How to handle data returned from the MR

Sequence analysis of PSI plasmids

As you know, the PSI:Biology-MR sequence verifies all PSI plasmids by comparing the clone's actual sequence (from the MR) to the reference sequence provided by the PSI center using our Automated Clone Evaluation (ACE) software. Each difference between the actual and expected sequences is recorded as a discrepancy object, which is categorized according to its type: silent mutation, amino acid substitution, frameshift, linker mutation, etc. Clones will be either accepted or rejected based on the criteria developed using the questionnaire sent out last year and analysis of discrepancy frequency for plasmids already processed in ACE.

After the ACE analysis several "bins" will be created:

  1. Completed and accepted clones. For these clones, the plasmid information will be uploaded into DNASU and samples will be prepared for distribution.
  2. Incomplete clones. These are clones that require additional sequencing or evaluation, either because sequencing with at least one primer failed, sequencing did not result in full coverage of the insert or there were regions of sequence with low confidence scores that led to discrepancies. These clones will be put in our salvage pathway for further processing at the MR.
  3. "No match clones". The clone sequence does not align with the sequence expected for that clone. We will handle these in the same way as "rejected" clones.
  4. "Rejected" clones. These are clones that exceed at least one high-confidence (i.e., clearly not due to sequencing error) threshold for reject criteria in ACE. It is worth noting that the ACE algorithm is designed to conserve resources. Thus, as soon as a clone surpasses a high-confidence rejection threshold, the clone is marked "rejected" and all further work on the clone stops, even if additional sequencing reads are needed to assemble a complete sequence. This is to avoid expending additional sequencing, processing and personnel costs on a clone that is clearly not useful. However, such clones are not physically "discarded", but are retained until a person reviews and ?signs off? that they should indeed be removed from the list. Thus, each month the MR will return data to the PSI center for all rejected clones as a spreadsheet containing all of the data for your recently analyzed clones.

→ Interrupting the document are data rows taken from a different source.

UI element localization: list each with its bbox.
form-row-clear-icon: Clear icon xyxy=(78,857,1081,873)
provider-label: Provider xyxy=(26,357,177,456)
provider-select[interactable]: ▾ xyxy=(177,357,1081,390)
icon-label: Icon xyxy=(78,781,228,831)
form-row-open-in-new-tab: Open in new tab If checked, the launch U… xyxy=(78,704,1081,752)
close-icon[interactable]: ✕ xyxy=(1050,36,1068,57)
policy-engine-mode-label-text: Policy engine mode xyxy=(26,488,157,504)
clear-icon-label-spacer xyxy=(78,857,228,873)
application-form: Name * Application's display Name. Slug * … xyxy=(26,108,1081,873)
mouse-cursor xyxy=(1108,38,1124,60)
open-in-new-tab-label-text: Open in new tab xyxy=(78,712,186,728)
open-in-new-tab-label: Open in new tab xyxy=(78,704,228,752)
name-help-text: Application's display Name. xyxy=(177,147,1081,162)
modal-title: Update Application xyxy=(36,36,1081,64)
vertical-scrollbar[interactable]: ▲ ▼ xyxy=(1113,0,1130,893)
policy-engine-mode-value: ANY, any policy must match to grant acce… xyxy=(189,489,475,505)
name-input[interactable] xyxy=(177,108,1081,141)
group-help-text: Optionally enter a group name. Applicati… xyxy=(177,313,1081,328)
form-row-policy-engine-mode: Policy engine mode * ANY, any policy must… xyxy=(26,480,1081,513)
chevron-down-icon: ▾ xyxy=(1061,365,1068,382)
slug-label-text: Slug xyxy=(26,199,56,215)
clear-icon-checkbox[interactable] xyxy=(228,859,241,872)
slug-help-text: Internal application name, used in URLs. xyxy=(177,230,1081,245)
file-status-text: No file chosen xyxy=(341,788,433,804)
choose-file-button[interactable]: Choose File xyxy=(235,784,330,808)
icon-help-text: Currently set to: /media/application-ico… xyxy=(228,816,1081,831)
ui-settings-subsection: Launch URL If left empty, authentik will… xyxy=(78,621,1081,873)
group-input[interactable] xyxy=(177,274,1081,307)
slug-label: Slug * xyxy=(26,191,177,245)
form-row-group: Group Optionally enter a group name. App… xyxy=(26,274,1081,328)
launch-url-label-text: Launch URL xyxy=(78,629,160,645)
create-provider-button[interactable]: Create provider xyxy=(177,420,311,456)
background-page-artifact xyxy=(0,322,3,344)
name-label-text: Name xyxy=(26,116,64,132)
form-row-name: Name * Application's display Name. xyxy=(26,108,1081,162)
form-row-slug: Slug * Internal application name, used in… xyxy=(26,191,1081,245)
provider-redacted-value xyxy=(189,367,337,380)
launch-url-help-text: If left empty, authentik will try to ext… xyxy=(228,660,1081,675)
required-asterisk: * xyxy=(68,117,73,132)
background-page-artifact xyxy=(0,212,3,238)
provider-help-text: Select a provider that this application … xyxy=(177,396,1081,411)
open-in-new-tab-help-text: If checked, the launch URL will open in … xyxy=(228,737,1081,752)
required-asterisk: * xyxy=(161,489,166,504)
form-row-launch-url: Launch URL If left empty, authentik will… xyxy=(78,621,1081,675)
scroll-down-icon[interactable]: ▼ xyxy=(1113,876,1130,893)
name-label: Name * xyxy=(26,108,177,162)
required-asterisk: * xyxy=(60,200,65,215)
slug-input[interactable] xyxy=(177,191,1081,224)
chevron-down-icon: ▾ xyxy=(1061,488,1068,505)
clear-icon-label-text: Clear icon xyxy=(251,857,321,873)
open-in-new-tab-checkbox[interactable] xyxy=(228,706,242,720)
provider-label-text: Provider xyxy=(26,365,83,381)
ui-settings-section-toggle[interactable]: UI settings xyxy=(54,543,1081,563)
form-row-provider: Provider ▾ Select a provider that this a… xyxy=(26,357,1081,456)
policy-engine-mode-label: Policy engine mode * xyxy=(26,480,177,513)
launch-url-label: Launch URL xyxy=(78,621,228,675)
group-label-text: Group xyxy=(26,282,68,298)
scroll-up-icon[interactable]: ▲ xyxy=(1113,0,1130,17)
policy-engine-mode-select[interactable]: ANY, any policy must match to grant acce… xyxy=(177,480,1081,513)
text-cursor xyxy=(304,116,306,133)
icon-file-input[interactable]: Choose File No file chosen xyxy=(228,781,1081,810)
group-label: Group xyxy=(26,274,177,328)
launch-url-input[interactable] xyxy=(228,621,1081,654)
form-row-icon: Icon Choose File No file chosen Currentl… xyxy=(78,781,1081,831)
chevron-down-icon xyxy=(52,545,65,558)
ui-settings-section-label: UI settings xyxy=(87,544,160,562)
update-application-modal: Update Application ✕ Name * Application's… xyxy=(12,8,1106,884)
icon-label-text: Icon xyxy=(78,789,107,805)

Data you will receive from the MR

  1. Clone Identifiers such as our clone ID, your original Clone ID, the vector, and other clone annotations you sent us.
  2. The "Group", which will tell you whether the clone is a "no match" or "rejected". The rejected clones exceed at least one high-confidence (i.e., has a strong phred score in the region of discrepancy, and therefore, is clearly not due to sequencing error) threshold for reject criteria in ACE. Because of the conservative approach, there are some rejected clones that do not have assembled sequence available in the spreadsheet, but there will always be a high quality discrepancy in the available sequence that will force the clone's rejection. It is also worth noting that we never reject a clone because of a low quality discrepancy (so you do not need to spend time looking at these).
  3. Actual sequence information, which includes our internal sequence ID, the location of your trace files, the actual assembled clone sequence from the MR and its start and stop locations. Note that no match clones do not have assembled sequence information; however, you will be able to review the sequence by looking directly at the trace files. We have set up an FTP site for centers to grab the trace files (http://tracefiles.dnasu.asu.edu).? The trace file location can be found in the "Clone Directory Name" column according to the following example: D:\trace_files_root\clone_samples\329082\502750 (where the trace file location will be in folder 329082 > folder 502750 > .ab1 files)
  4. The list of discrepancies. This includes the type of 5' linker, CDS and 3' linker discrepancy (ex. Substitution, deletion, insertion, truncation) and the detailed list of discrepancies with abbreviations as follows:
Discrepancy? Abbreviation Description
Silent Substitution a87g,E29E nucleotide 87 mutated from an "a" to a "g"
amino acid 29 unchanged
Missense Substitution t8c,L3P nucleotide 8 mutated from a "t" to a "c"
amino acid 3 mutated from a "L" to a "P"
5' Linker Substitution a-26g nucleotide at position -26 mutated from an "a" to a "g"
Insertion ins@369,3 insertion of 3 nucleotides at position 369
Deletion del@19,3 deletion of 3 nucleotides at position 19

What to do with this returned data

Once you review your discrepancy spreadsheet, you have several options in handling these clones:

  1. Confirm that the clone should be rejected
  2. Argue that processing should continue on the clone that was rejected before being fully assembled by explaining why the fatal discrepancy(ies) is (are) in error
  3. Recommend that the any fully sequenced but rejected clones should be accepted despite their discrepancies and include a disclaimer that explains why. We will post the actual sequence and disclaimer on DNASU.
  4. If it is determined that the clone is actually correct and the original predicted annotation was in error, you can update the clone's annotation. To do this, return a spreadsheet containing the Clone ID, a column with the original data (headed, for example, NTSeqOld) and a column containing a corrected version of the data (headed, for example, NTSeqNew). We will then update our database and reanalyze the clone with the new annotation that should then lead to acceptance of the plasmid.